Zeka, süre, içgüdü, sezgi, yaratma, tekâmül, dönüşüm, olgunlaşma, mekan, hareket gibi kavramlara Bergson farklı anlamlar yüklüyor. Bazılarının birden çok anlama sahip olduğuna işaret ediyor. Bir kavramın tek anlamıyla yetinmenin düşünceyi kısıtladığını söylüyor. Bir de uzaklaşmadan söz eder Bergson. Bu da zekanın her şeyi çözeceğine, açıklayacağına dair görüşlerde kendini gösterir. Yaratmanın “tesadüf”le veya “birden birelik”le açıklanması da diğer bir uzaklaşma örneğidir. Oysa zeka Bergson’a göre teknik konularda işlevseldir, maddi olmayan konularda sezgiye ihtiyaç duyulur. Örneğin sanat ve estetik konularında zeka gayet zayıf kalmaktadır.

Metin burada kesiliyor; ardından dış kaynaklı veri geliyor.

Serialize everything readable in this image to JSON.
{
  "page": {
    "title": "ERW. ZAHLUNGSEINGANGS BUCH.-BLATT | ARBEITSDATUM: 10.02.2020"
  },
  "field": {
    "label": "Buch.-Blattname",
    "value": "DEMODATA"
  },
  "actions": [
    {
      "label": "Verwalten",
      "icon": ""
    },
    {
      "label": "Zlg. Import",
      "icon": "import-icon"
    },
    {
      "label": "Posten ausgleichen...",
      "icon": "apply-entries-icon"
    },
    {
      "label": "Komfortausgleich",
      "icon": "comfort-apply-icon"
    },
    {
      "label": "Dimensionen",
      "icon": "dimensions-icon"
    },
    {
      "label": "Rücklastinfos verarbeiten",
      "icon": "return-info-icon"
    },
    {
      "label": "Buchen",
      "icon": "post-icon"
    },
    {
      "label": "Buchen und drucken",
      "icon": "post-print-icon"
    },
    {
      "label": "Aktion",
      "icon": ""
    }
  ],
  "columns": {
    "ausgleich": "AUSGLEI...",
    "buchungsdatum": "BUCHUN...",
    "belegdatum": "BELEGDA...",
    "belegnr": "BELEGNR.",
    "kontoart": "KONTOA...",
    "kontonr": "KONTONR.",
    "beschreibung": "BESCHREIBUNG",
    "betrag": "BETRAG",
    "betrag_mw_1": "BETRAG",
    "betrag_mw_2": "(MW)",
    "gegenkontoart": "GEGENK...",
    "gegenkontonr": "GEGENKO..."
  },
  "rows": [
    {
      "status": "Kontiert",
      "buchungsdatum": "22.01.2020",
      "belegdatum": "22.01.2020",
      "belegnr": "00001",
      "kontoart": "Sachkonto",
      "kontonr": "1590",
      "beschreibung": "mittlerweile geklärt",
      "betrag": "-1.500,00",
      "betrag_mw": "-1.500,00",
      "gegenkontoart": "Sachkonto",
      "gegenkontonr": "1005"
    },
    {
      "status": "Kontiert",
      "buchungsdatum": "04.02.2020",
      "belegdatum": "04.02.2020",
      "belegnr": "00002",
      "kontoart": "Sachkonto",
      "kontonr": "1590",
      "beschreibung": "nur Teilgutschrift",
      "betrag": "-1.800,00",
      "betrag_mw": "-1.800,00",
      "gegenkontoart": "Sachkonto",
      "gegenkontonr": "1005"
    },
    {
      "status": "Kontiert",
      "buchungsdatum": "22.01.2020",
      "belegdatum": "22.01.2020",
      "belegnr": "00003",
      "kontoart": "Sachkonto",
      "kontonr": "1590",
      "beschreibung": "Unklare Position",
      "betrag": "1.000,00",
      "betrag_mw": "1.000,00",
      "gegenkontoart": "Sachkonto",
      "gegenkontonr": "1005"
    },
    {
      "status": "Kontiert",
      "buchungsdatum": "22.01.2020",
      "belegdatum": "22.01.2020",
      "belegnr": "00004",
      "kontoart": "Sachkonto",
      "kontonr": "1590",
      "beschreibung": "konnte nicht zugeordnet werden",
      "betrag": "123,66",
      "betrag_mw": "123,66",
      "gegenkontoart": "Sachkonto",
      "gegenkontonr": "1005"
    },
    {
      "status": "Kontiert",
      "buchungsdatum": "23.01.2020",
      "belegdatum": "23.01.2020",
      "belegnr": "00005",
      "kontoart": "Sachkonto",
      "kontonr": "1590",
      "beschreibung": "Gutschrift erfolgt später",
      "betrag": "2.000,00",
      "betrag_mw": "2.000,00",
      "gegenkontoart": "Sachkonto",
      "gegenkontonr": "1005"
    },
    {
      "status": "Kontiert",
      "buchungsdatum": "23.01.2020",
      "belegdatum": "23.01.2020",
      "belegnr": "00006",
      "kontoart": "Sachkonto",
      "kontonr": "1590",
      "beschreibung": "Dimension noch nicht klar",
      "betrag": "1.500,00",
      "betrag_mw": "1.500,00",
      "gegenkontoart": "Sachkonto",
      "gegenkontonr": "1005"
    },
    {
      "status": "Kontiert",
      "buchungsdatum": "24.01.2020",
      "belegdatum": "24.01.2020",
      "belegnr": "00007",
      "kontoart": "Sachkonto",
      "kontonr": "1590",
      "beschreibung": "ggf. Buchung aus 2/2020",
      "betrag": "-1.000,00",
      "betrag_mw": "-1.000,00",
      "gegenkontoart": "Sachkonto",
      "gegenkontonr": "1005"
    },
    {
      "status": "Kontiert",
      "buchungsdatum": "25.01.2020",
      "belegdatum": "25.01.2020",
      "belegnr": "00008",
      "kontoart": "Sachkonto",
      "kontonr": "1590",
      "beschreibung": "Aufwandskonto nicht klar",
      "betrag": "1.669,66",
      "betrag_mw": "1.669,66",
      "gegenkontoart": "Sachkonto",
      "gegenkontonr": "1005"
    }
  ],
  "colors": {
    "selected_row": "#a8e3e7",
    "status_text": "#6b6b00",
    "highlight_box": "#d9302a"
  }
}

Peki Bergson’un Türk düşünürleri üzerinde bu kadar etkili olmasının sebebi nedir? Tabii ki sanatçılarımızın sezdikleri ama materyalist felsefeler karşısında geliştiremedikleri argümanları Bergson’un oluşturması nedeniyledir. Yaratıcı Tekamül’de bu argümanların felsefi altyapılarıyla birlikte işlendiğini görüyoruz.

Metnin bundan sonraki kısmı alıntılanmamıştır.